ComingSoon’dan Jonathan Sim konuştu Geceden Korkun yıldızı Maggie Q (Mission: Impossible III, Live Free or Die Hard, Divergent), Tess rolü ve aksiyon filmlerindeki kariyeri hakkında.
Özet, “Sekiz kadın, California tepelerindeki ücra bir çiftlik evinde bir bekarlığa veda partisi için bir araya geliyor” diyor. “Kısa süre sonra, mekanı çevreleyen ve eve ve misafirlere ok atmaya başlayan maskeli davetsiz misafirlerin gelişiyle kesintiye uğruyorlar. Şimdi, kendilerini kurtarmak ve geceyi atlatmak için savaşan kadınlara son bir direnişte liderlik etmek, bir gazi olan Tess’e kalmış.”
Jonathan Sim: Bana Tess karakterinizden ve onu senaryodan beyaz perdeye çevirmeye nasıl yaklaştığınızdan bahsedin.

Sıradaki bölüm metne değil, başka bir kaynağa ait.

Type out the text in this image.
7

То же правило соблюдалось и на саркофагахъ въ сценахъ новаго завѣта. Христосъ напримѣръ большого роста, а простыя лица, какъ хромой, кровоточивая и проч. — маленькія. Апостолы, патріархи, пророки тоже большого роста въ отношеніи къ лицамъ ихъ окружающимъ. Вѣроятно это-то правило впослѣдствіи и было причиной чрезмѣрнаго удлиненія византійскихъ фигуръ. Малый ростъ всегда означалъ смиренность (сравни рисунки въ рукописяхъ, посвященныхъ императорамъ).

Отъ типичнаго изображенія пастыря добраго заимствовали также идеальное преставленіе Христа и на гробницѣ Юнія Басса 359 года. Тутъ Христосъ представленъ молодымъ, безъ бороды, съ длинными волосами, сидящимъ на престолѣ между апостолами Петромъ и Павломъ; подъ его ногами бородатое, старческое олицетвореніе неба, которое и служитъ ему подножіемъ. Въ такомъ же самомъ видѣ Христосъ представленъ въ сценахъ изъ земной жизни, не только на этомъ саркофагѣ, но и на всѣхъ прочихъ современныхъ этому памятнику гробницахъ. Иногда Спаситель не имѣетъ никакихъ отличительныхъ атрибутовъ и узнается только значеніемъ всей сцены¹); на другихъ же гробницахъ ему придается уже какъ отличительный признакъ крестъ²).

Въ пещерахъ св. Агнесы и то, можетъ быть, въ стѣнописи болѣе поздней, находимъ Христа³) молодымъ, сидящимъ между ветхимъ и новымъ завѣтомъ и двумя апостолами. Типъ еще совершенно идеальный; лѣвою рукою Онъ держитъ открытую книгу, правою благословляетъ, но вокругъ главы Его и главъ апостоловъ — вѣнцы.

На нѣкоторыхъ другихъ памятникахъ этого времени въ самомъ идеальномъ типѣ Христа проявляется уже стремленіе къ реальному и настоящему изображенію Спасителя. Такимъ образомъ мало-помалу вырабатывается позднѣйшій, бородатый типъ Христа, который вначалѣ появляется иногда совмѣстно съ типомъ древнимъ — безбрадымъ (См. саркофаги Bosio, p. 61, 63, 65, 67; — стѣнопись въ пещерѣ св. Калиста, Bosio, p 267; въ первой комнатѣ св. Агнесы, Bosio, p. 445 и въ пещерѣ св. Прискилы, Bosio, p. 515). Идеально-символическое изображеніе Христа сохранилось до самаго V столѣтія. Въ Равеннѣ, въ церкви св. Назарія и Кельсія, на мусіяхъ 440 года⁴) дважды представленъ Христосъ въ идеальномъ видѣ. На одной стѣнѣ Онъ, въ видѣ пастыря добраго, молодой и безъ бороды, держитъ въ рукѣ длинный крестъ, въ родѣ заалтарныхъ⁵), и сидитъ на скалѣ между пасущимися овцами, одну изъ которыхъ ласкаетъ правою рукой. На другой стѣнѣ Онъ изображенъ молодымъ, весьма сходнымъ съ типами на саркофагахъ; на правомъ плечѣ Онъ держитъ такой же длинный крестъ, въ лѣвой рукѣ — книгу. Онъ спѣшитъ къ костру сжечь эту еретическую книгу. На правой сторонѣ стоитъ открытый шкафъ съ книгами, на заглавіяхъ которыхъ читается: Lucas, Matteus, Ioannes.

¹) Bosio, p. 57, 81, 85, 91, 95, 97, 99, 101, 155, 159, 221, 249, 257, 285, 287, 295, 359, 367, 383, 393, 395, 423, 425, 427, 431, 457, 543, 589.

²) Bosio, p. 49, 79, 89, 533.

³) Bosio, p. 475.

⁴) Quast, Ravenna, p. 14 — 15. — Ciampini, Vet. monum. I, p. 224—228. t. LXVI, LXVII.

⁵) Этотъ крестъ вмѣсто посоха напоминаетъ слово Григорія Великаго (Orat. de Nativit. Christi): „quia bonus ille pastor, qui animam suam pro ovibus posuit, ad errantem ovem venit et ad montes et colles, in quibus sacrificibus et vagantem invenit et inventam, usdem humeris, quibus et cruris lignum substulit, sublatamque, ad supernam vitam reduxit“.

Maggie Q: Kesinlikle onu senaryodan beyaz perdeye aktaran bir süreçti çünkü [director Neil LaBute] ve karakter gelişimi ve eğrisi üzerinde çok çalıştım. Bu yüzden gerçekten eğlenceliydi. Biliyorsunuz, tartışmalarımızda orijinal senaryoda olmayan pek çok şey bulduk ve onun akışını biraz daha eksiksiz hale getirdik çünkü o, diğer sorunuza cevap veriyor, çok sorunlu bir insan. O eski bir gazi. O eski bir bağımlı. O gerçekten çok mücadele etmiş biri, bu yüzden başkalarıyla iyi oynamıyor. Ve omzunda biraz büyük bir çip var. Ve o geçinmesi daha zor biri, ama acil bir durumda, istediğin kişi o.
Neil LaBute ile çalışmaktan biraz bahsettiniz. O yüzden bana onunla çalışmanın nasıl bir şey olduğu ve film yapım tarzının neler gerektirdiği hakkında biraz daha bilgi verin.
İnanılmaz derecede işbirlikçi, bence bu onun uzun yıllara dayanan tiyatro geçmişinden geliyor. Bilirsiniz, tiyatroda her şey sürekli değişir, gelişir, çok akıcıdır ve oyuncuların yaptıkları her şey hakkında söyleyecek çok şeyleri vardır. Ve bence bu anlamda yönetmenlerin gerçekten daha esnek olmaları gerekiyor. Ama benimle çok iyi anlaştık ve hemen hemen her şeyi uyum içinde yürütebildik. Ve aynı fikirde olmadığımız şeyler bile, saygıyla aynı fikirde değildik ve farklı yönlere giderdik, ama bence çoğunlukla, gündeme getirdiğim her şeyin onu daha iyi bir film yapmak olduğunu anladı. Ve bu yüzden her zaman bunun için savaşıyordum. Ve bence bu yüzden bizde karşılıklı bir saygı doğdu.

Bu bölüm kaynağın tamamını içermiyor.